The only way you can avoid doing the math is if someone else has already done it for you and you have the results of their work available.
Towered airports, of course, will control the runway direction from the ground, and will handle any lighting systems. At non-towered but fairly busy airports there will be an accepted pattern in use, and when anyone notices the windsock is pointing the other way the pilots can coordinate to "turn the airport around" (I'm actually curious how that happens; for strips that always have a left-hand or right-hand pattern, the answer is simply to not turn to final and instead just circle to the other end, but for airstrips where, for instance, powered planes must always stay to one side of the airport to avoid a residential neighborhood, you can't circle that way, and must instead make a 180 away from the airport to reverse the pattern direction).
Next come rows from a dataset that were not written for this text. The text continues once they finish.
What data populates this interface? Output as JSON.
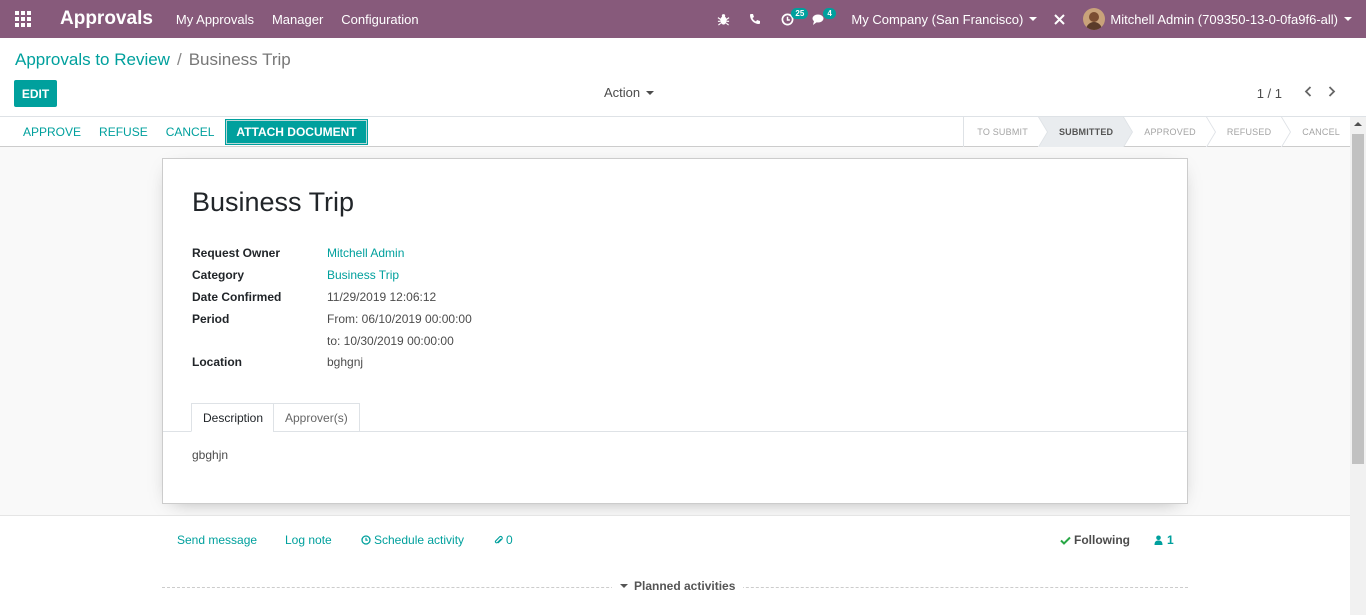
{
  "navbar": {
    "brand": "Approvals",
    "menu": [
      "My Approvals",
      "Manager",
      "Configuration"
    ],
    "activity_count": "25",
    "message_count": "4",
    "company": "My Company (San Francisco)",
    "user": "Mitchell Admin (709350-13-0-0fa9f6-all)",
    "color": "#875a7b"
  },
  "breadcrumb": {
    "parent": "Approvals to Review",
    "separator": "/",
    "current": "Business Trip"
  },
  "control_panel": {
    "edit_label": "EDIT",
    "action_label": "Action",
    "pager_value": "1 / 1"
  },
  "status_buttons": {
    "approve": "APPROVE",
    "refuse": "REFUSE",
    "cancel": "CANCEL",
    "attach": "ATTACH DOCUMENT"
  },
  "stages": [
    {
      "label": "TO SUBMIT",
      "active": false
    },
    {
      "label": "SUBMITTED",
      "active": true
    },
    {
      "label": "APPROVED",
      "active": false
    },
    {
      "label": "REFUSED",
      "active": false
    },
    {
      "label": "CANCEL",
      "active": false
    }
  ],
  "record": {
    "title": "Business Trip",
    "fields": {
      "owner_label": "Request Owner",
      "owner_value": "Mitchell Admin",
      "category_label": "Category",
      "category_value": "Business Trip",
      "date_label": "Date Confirmed",
      "date_value": "11/29/2019 12:06:12",
      "period_label": "Period",
      "period_from": "From: 06/10/2019 00:00:00",
      "period_to": "to: 10/30/2019 00:00:00",
      "location_label": "Location",
      "location_value": "bghgnj"
    },
    "tabs": [
      "Description",
      "Approver(s)"
    ],
    "description": "gbghjn"
  },
  "chatter": {
    "send_message": "Send message",
    "log_note": "Log note",
    "schedule_activity": "Schedule activity",
    "attachments_count": "0",
    "following": "Following",
    "followers_count": "1",
    "planned_activities": "Planned activities"
  },
  "colors": {
    "accent": "#00a09d",
    "brand": "#875a7b"
  }
}
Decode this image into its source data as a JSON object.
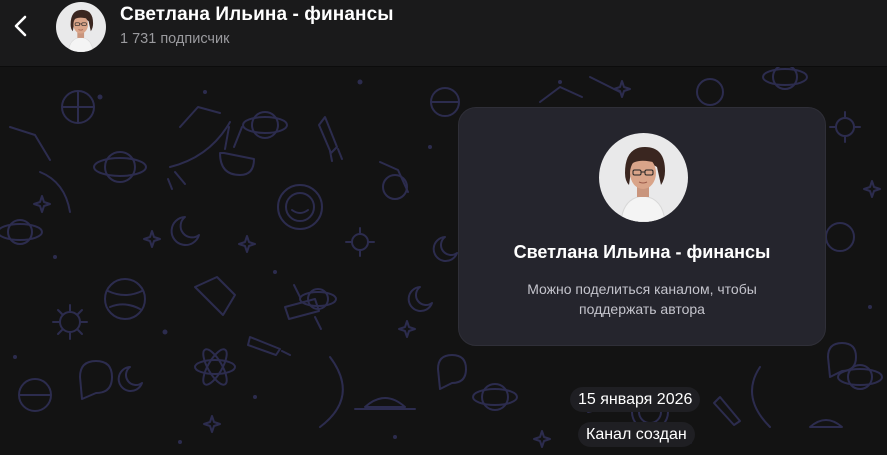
{
  "header": {
    "title": "Светлана Ильина - финансы",
    "subtitle": "1 731 подписчик"
  },
  "card": {
    "title": "Светлана Ильина - финансы",
    "description": "Можно поделиться каналом, чтобы поддержать автора"
  },
  "service": {
    "date": "15 января 2026",
    "created": "Канал создан"
  },
  "icons": {
    "back": "chevron-left-icon",
    "avatar": "avatar-photo"
  },
  "colors": {
    "header_bg": "#1a1a1b",
    "chat_bg": "#131313",
    "card_bg": "#25252d",
    "pattern": "#2a2a4a"
  }
}
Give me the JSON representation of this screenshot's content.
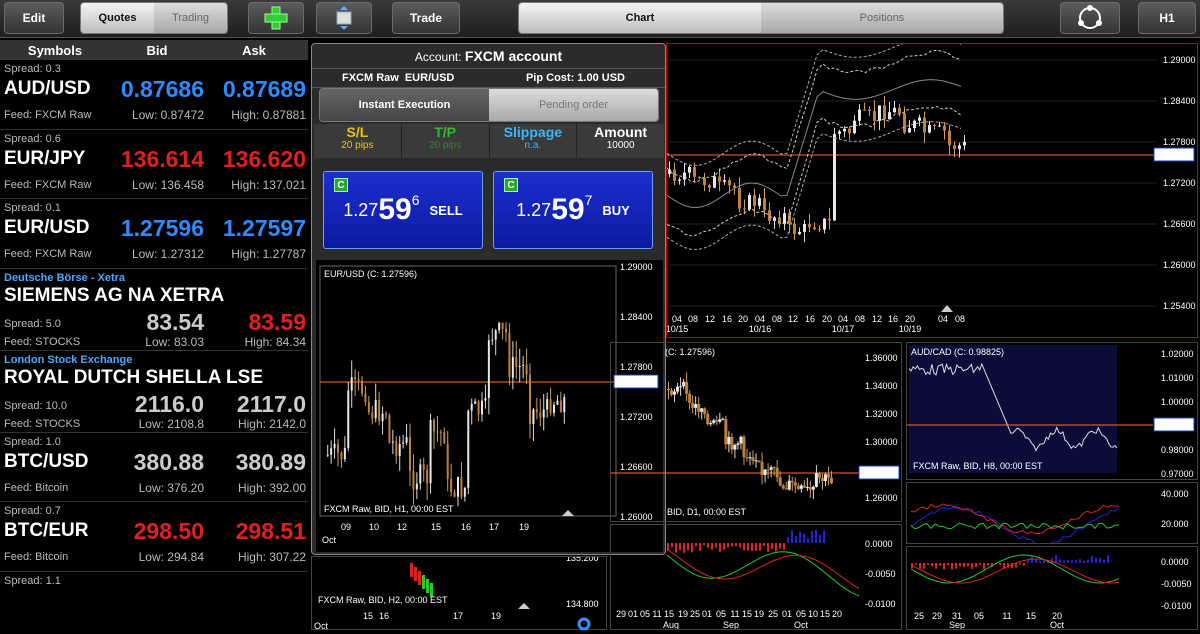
{
  "toolbar": {
    "edit": "Edit",
    "quotes": "Quotes",
    "trading": "Trading",
    "add_icon": "plus-icon",
    "layout_icon": "layout-icon",
    "trade": "Trade",
    "chart": "Chart",
    "positions": "Positions",
    "sync_icon": "sync-icon",
    "timeframe": "H1"
  },
  "watchlist": {
    "headers": [
      "Symbols",
      "Bid",
      "Ask"
    ],
    "rows": [
      {
        "spread": "Spread: 0.3",
        "symbol": "AUD/USD",
        "bid": "0.87686",
        "ask": "0.87689",
        "feed": "Feed: FXCM Raw",
        "low": "Low: 0.87472",
        "high": "High: 0.87881",
        "bid_color": "blue",
        "ask_color": "blue"
      },
      {
        "spread": "Spread: 0.6",
        "symbol": "EUR/JPY",
        "bid": "136.614",
        "ask": "136.620",
        "feed": "Feed: FXCM Raw",
        "low": "Low: 136.458",
        "high": "High: 137.021",
        "bid_color": "red",
        "ask_color": "red"
      },
      {
        "spread": "Spread: 0.1",
        "symbol": "EUR/USD",
        "bid": "1.27596",
        "ask": "1.27597",
        "feed": "Feed: FXCM Raw",
        "low": "Low: 1.27312",
        "high": "High: 1.27787",
        "bid_color": "blue",
        "ask_color": "blue"
      },
      {
        "exchange": "Deutsche Börse - Xetra",
        "symbol": "SIEMENS AG NA XETRA",
        "spread": "Spread: 5.0",
        "bid": "83.54",
        "ask": "83.59",
        "feed": "Feed: STOCKS",
        "low": "Low: 83.03",
        "high": "High: 84.34",
        "bid_color": "grey",
        "ask_color": "red"
      },
      {
        "exchange": "London Stock Exchange",
        "symbol": "ROYAL DUTCH SHELLA LSE",
        "spread": "Spread: 10.0",
        "bid": "2116.0",
        "ask": "2117.0",
        "feed": "Feed: STOCKS",
        "low": "Low: 2108.8",
        "high": "High: 2142.0",
        "bid_color": "grey",
        "ask_color": "grey"
      },
      {
        "spread": "Spread: 1.0",
        "symbol": "BTC/USD",
        "bid": "380.88",
        "ask": "380.89",
        "feed": "Feed: Bitcoin",
        "low": "Low: 376.20",
        "high": "High: 392.00",
        "bid_color": "grey",
        "ask_color": "grey"
      },
      {
        "spread": "Spread: 0.7",
        "symbol": "BTC/EUR",
        "bid": "298.50",
        "ask": "298.51",
        "feed": "Feed: Bitcoin",
        "low": "Low: 294.84",
        "high": "High: 307.22",
        "bid_color": "red",
        "ask_color": "red"
      },
      {
        "spread": "Spread: 1.1"
      }
    ]
  },
  "dialog": {
    "account_label": "Account:",
    "account": "FXCM account",
    "feed": "FXCM Raw",
    "pair": "EUR/USD",
    "pip_cost": "Pip Cost: 1.00 USD",
    "tab_instant": "Instant Execution",
    "tab_pending": "Pending order",
    "sl_label": "S/L",
    "sl_value": "20 pips",
    "tp_label": "T/P",
    "tp_value": "20 pips",
    "slippage_label": "Slippage",
    "slippage_value": "n.a.",
    "amount_label": "Amount",
    "amount_value": "10000",
    "sell": {
      "badge": "C",
      "prefix": "1.27",
      "main": "59",
      "pip": "6",
      "action": "SELL"
    },
    "buy": {
      "badge": "C",
      "prefix": "1.27",
      "main": "59",
      "pip": "7",
      "action": "BUY"
    },
    "mini_chart": {
      "title": "EUR/USD (C: 1.27596)",
      "footer": "FXCM Raw, BID, H1, 00:00 EST",
      "y_ticks": [
        "1.29000",
        "1.28400",
        "1.27800",
        "1.27200",
        "1.26600",
        "1.26000"
      ],
      "x_ticks": [
        "09",
        "10",
        "12",
        "15",
        "16",
        "17",
        "19"
      ],
      "month": "Oct",
      "current": "1.27596"
    }
  },
  "charts": {
    "main": {
      "y_ticks": [
        "1.29000",
        "1.28400",
        "1.27800",
        "1.27200",
        "1.26600",
        "1.26000",
        "1.25400"
      ],
      "x_ticks": [
        "04",
        "08",
        "12",
        "16",
        "20",
        "04",
        "08",
        "12",
        "16",
        "20",
        "04",
        "08",
        "12",
        "16",
        "20",
        "04",
        "08"
      ],
      "dates": [
        "10/15",
        "10/16",
        "10/17",
        "10/19"
      ],
      "current": "1.27596"
    },
    "mid": {
      "title": "(C: 1.27596)",
      "y_ticks": [
        "1.36000",
        "1.34000",
        "1.32000",
        "1.30000",
        "1.28000",
        "1.26000"
      ],
      "footer": "BID, D1, 00:00 EST",
      "current": "1.27596",
      "osc_ticks": [
        "0.0000",
        "-0.0050",
        "-0.0100"
      ],
      "x_ticks": [
        "29",
        "01",
        "05",
        "11",
        "15",
        "19",
        "25",
        "01",
        "05",
        "11",
        "15",
        "19",
        "25",
        "01",
        "05",
        "10",
        "15",
        "20"
      ],
      "months": [
        "Aug",
        "Sep",
        "Oct"
      ]
    },
    "audcad": {
      "title": "AUD/CAD (C: 0.98825)",
      "y_ticks": [
        "1.02000",
        "1.01000",
        "1.00000",
        "0.99000",
        "0.98000",
        "0.97000"
      ],
      "footer": "FXCM Raw, BID, H8, 00:00 EST",
      "current": "0.98825",
      "ind_ticks": [
        "40.000",
        "20.000"
      ],
      "osc_ticks": [
        "0.0000",
        "-0.0050",
        "-0.0100"
      ],
      "x_ticks": [
        "25",
        "29",
        "31",
        "05",
        "11",
        "15",
        "20"
      ],
      "months": [
        "Sep",
        "Oct"
      ]
    },
    "bottomleft": {
      "footer": "FXCM Raw, BID, H2, 00:00 EST",
      "y_ticks": [
        "135.200",
        "134.800"
      ],
      "x_ticks": [
        "15",
        "16",
        "17",
        "19"
      ],
      "month": "Oct"
    }
  }
}
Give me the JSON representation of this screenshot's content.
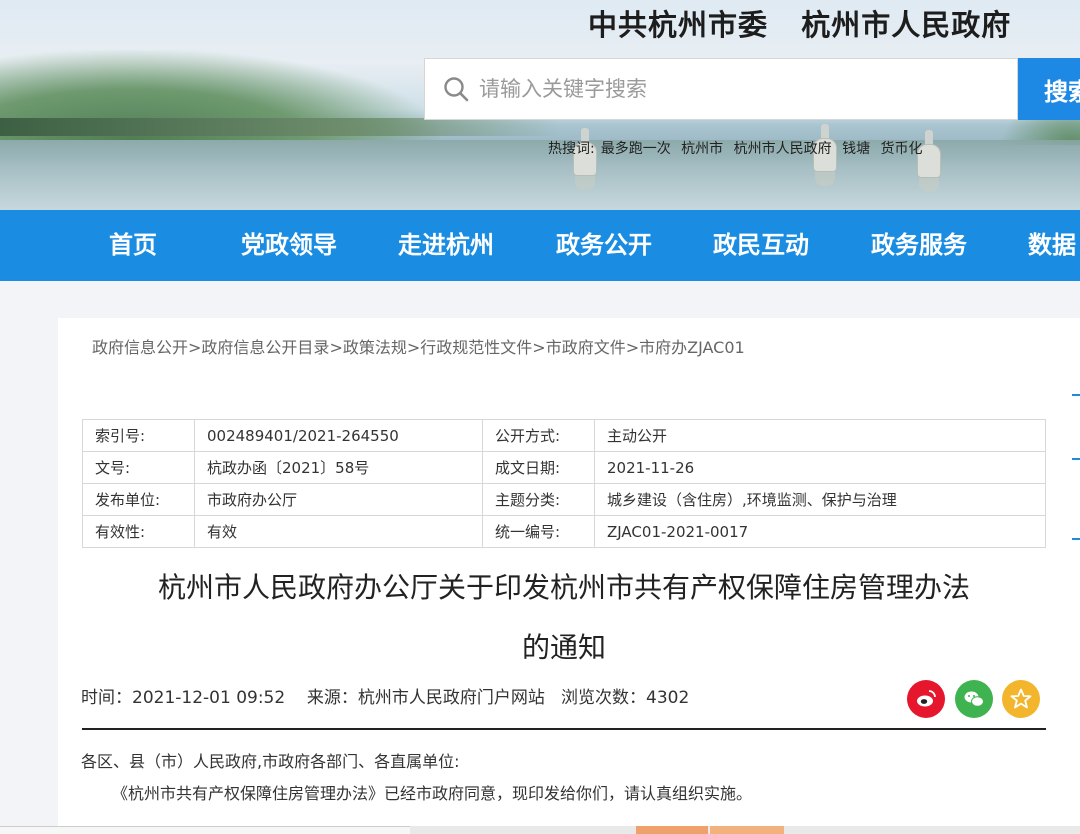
{
  "header": {
    "site_title": "中共杭州市委   杭州市人民政府",
    "search": {
      "placeholder": "请输入关键字搜索",
      "button_label": "搜索"
    },
    "hot_words_label": "热搜词:",
    "hot_words": [
      "最多跑一次",
      "杭州市",
      "杭州市人民政府",
      "钱塘",
      "货币化"
    ]
  },
  "nav": {
    "items": [
      "首页",
      "党政领导",
      "走进杭州",
      "政务公开",
      "政民互动",
      "政务服务",
      "数据"
    ]
  },
  "breadcrumb": [
    "政府信息公开",
    "政府信息公开目录",
    "政策法规",
    "行政规范性文件",
    "市政府文件",
    "市府办ZJAC01"
  ],
  "breadcrumb_separator": ">",
  "meta_table": {
    "rows": [
      {
        "k1": "索引号:",
        "v1": "002489401/2021-264550",
        "k2": "公开方式:",
        "v2": "主动公开"
      },
      {
        "k1": "文号:",
        "v1": "杭政办函〔2021〕58号",
        "k2": "成文日期:",
        "v2": "2021-11-26"
      },
      {
        "k1": "发布单位:",
        "v1": "市政府办公厅",
        "k2": "主题分类:",
        "v2": "城乡建设（含住房）,环境监测、保护与治理"
      },
      {
        "k1": "有效性:",
        "v1": "有效",
        "k2": "统一编号:",
        "v2": "ZJAC01-2021-0017"
      }
    ]
  },
  "document": {
    "title_line1": "杭州市人民政府办公厅关于印发杭州市共有产权保障住房管理办法",
    "title_line2": "的通知",
    "time_label": "时间：",
    "time_value": "2021-12-01 09:52",
    "source_label": "来源：",
    "source_value": "杭州市人民政府门户网站",
    "views_label": "浏览次数：",
    "views_value": "4302",
    "body_line1": "各区、县（市）人民政府,市政府各部门、各直属单位:",
    "body_line2": "《杭州市共有产权保障住房管理办法》已经市政府同意，现印发给你们，请认真组织实施。"
  },
  "share_icons": [
    "weibo-icon",
    "wechat-icon",
    "star-icon"
  ],
  "colors": {
    "nav_blue": "#1a8de3",
    "search_button": "#1e88e5",
    "weibo_red": "#e6162d",
    "wechat_green": "#3fb34f",
    "favorite_yellow": "#f3b52b"
  }
}
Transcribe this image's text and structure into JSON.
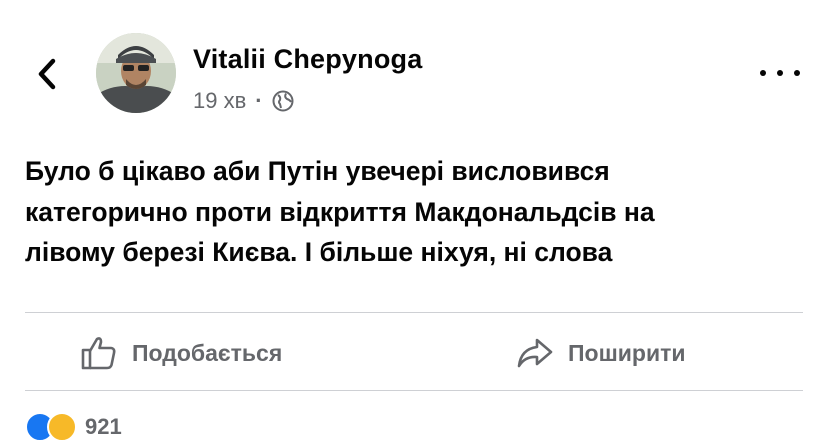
{
  "post": {
    "author": "Vitalii Chepynoga",
    "time": "19 хв",
    "separator": "·",
    "audience_icon": "globe-icon",
    "text_lines": [
      "Було б цікаво аби Путін увечері висловився",
      "категорично проти відкриття Макдональдсів на",
      "лівому березі Києва. І більше ніхуя, ні слова"
    ]
  },
  "actions": {
    "like_label": "Подобається",
    "share_label": "Поширити"
  },
  "reactions": {
    "count": "921"
  },
  "icons": {
    "back": "chevron-left-icon",
    "more": "more-dots-icon",
    "like": "thumbs-up-icon",
    "share": "share-arrow-icon"
  },
  "colors": {
    "text_primary": "#050505",
    "text_secondary": "#65676b",
    "divider": "#ced0d4"
  }
}
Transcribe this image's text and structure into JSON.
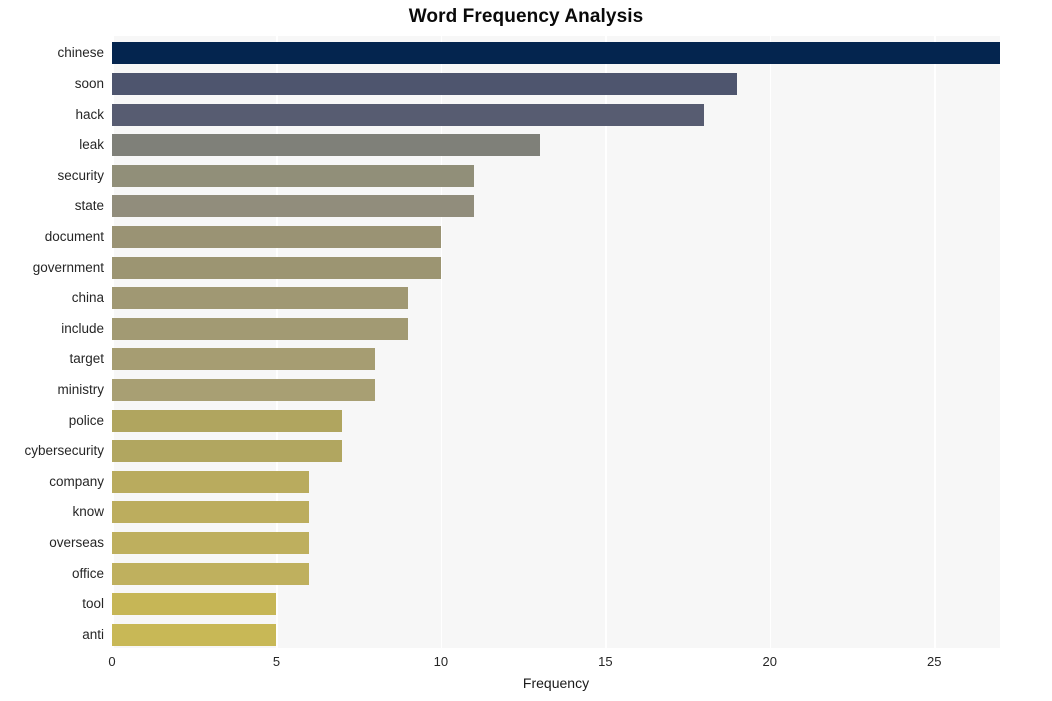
{
  "chart_data": {
    "type": "bar",
    "orientation": "horizontal",
    "title": "Word Frequency Analysis",
    "xlabel": "Frequency",
    "ylabel": "",
    "categories": [
      "chinese",
      "soon",
      "hack",
      "leak",
      "security",
      "state",
      "document",
      "government",
      "china",
      "include",
      "target",
      "ministry",
      "police",
      "cybersecurity",
      "company",
      "know",
      "overseas",
      "office",
      "tool",
      "anti"
    ],
    "values": [
      27,
      19,
      18,
      13,
      11,
      11,
      10,
      10,
      9,
      9,
      8,
      8,
      7,
      7,
      6,
      6,
      6,
      6,
      5,
      5
    ],
    "bar_colors": [
      "#04254f",
      "#4e556e",
      "#575c71",
      "#7f8079",
      "#918f79",
      "#918d7c",
      "#9a9374",
      "#9c9572",
      "#a09873",
      "#a29a73",
      "#a69d72",
      "#a89f73",
      "#b0a55f",
      "#b1a660",
      "#b9ab5e",
      "#bcad5e",
      "#beaf5e",
      "#bfb05e",
      "#c6b656",
      "#c8b856"
    ],
    "xlim": [
      0,
      27
    ],
    "xticks": [
      0,
      5,
      10,
      15,
      20,
      25
    ],
    "xtick_labels": [
      "0",
      "5",
      "10",
      "15",
      "20",
      "25"
    ],
    "grid": {
      "vertical": true,
      "horizontal": false,
      "color": "#ffffff"
    },
    "legend": null,
    "plot_background": "#f7f7f7",
    "figure_background": "#ffffff"
  }
}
However, your question infers that no radio chatter or other traffic is available to follow, and you have to determine it for yourself. You can still get some help in these cases.
Non-towered airports can still be lit; end lights and the LDI tetrahedron can be controlled from a simple automated weather station, and activated on request (to save energy) by pilots tuning to a station and clicking the mike.
If the pattern is truly empty, you can maneuver around the strip, look for the windsock, and approach in the direction closest to its tail.
Use a compass card; any will do, you have several in your cockpit, or you could even have a literal "compass card", a rose drawn on an index card on your clipboard or the inside cover of your notebook (whatever you're using for quick reference or shorthand notes on your flight). You know wind is from 225* and your options for runways are 13(0) or 31(0). A quick look at the dial will show you which runway choice is closer to the wind.
- Just remember not to get confused by the numbers on the rose; to land on runway 31, you have to go around to the southeast end, even though 310* is marked on the northwest quadrant of the compass rose; runways are labelled according to the heading you'll be on while using them.